Western Massachusetts
Dubbed the place for a magical holiday escape, Springfield, Massachusetts, blends the warmth of small-town charm with unforgettable experiences like Grinchmas at Springfield Museums, Winterlights at Naumkeag in Stockbridge, Historic Deerfield’s Winter Frolic, and many others.
This destination offers something for all ages, and it’s close to home, making it all the more reason to place on your radar for a winter getaway.
Rovaniemi, Finland
If you want to really get into the Christmas spirit, this just may be the place for you. As the official home to Saint Nick himself, Rovaniemi, Finland offers reindeer sleigh rides, the opportunity to stay in a glass igloo, as well as an opportunity to experience the Santa Claus Village.

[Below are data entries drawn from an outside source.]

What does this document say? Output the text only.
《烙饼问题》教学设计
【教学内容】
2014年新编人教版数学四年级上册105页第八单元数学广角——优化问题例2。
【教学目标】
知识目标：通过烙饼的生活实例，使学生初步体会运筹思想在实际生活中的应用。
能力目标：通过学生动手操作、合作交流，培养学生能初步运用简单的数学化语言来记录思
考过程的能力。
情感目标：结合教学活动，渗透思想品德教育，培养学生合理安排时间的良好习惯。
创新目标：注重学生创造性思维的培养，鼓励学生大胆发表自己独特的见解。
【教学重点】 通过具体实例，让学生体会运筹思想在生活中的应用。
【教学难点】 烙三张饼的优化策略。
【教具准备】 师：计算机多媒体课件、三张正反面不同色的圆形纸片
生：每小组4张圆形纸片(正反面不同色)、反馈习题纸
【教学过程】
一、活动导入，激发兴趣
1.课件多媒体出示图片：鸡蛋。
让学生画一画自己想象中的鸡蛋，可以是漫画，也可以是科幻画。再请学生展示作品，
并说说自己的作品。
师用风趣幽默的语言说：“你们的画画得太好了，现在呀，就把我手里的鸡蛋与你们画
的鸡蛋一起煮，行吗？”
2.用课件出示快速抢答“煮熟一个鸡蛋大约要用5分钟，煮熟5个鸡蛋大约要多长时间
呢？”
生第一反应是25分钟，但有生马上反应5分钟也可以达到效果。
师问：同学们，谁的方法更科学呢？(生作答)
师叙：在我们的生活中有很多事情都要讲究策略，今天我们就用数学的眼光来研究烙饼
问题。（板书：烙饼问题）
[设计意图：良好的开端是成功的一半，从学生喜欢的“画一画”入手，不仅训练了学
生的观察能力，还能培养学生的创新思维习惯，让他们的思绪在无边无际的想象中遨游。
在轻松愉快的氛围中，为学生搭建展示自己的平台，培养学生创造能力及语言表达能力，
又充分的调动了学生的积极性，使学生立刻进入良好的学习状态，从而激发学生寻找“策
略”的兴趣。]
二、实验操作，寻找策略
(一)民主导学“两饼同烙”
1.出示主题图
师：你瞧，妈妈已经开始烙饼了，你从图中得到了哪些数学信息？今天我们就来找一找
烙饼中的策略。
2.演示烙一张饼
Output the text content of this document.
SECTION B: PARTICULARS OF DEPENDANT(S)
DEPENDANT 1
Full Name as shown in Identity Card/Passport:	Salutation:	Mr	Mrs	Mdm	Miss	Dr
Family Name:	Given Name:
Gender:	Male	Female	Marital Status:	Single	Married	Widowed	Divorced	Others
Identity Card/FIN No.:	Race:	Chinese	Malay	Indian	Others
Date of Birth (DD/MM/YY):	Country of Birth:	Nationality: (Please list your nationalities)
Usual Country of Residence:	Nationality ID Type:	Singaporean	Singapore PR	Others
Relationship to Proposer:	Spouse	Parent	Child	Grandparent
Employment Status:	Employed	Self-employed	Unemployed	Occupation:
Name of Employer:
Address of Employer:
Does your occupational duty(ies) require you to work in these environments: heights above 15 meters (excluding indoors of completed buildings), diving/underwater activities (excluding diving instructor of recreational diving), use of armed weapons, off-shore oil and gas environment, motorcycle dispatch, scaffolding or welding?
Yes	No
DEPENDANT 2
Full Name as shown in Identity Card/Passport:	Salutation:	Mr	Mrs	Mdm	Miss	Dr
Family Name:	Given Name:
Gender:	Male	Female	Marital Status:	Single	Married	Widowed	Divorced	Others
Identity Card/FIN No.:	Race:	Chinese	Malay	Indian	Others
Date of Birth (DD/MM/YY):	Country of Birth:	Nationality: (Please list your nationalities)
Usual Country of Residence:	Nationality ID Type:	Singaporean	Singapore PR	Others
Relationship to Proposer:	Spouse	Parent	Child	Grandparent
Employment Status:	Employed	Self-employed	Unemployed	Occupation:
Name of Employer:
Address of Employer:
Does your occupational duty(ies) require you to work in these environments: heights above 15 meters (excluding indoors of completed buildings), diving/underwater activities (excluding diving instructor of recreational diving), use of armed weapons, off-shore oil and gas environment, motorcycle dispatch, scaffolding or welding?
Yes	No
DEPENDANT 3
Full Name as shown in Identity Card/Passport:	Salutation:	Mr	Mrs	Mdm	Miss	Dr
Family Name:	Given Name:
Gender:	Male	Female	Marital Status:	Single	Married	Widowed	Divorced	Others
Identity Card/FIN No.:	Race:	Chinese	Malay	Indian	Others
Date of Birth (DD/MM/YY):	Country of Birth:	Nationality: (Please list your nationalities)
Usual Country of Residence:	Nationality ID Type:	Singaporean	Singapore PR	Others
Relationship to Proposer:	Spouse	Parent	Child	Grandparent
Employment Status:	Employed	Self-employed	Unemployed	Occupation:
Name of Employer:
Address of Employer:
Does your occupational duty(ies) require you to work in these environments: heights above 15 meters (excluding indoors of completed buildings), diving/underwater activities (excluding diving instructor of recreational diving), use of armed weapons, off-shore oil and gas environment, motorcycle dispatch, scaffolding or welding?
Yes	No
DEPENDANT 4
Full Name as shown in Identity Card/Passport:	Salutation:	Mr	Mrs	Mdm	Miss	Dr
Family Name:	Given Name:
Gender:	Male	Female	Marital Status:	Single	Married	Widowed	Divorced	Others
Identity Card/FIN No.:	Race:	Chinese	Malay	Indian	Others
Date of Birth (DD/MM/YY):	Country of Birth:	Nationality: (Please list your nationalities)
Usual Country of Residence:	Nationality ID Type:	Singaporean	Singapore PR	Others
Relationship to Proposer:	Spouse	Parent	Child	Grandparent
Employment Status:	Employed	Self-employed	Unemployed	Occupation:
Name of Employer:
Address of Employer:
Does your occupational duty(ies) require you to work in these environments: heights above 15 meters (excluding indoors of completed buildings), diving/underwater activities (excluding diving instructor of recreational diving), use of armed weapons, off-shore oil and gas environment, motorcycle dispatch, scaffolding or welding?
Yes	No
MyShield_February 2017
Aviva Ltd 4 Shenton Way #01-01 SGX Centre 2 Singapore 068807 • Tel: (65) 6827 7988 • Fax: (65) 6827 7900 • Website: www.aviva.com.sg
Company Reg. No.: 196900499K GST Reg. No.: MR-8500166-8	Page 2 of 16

Lake Tahoe, California/Nevada
Who says that visits to the lake house are only reserved for summer vacation? A winter trip to Lake Tahoe is equipped with stunning lake views and top-notch ski resorts, including Heavenly and Northstar.
Chamonix, France
Sitting at the base of Mont Blanc, Chamonix, France, is known for its skiing and mountaineering. This destination is home to the Aiguille du Midi cable car, the charming Alpine village, and is also close to various other European ski destinations.
Northeastern Pennsylvania
This area of the U.S. state is home to the Poconos Mountains, whose renowned ski resorts include Camelback Mountain, Blue Mountain, and Jack Frost Big Boulder. Whether you’re a ski expert, a beginner, or just there for the vibes, this destination makes for a winter vacation that balances fun adventures and cozy getaways. Additionally, Pennsylvania is home to the Christmas Tree Capital of the world.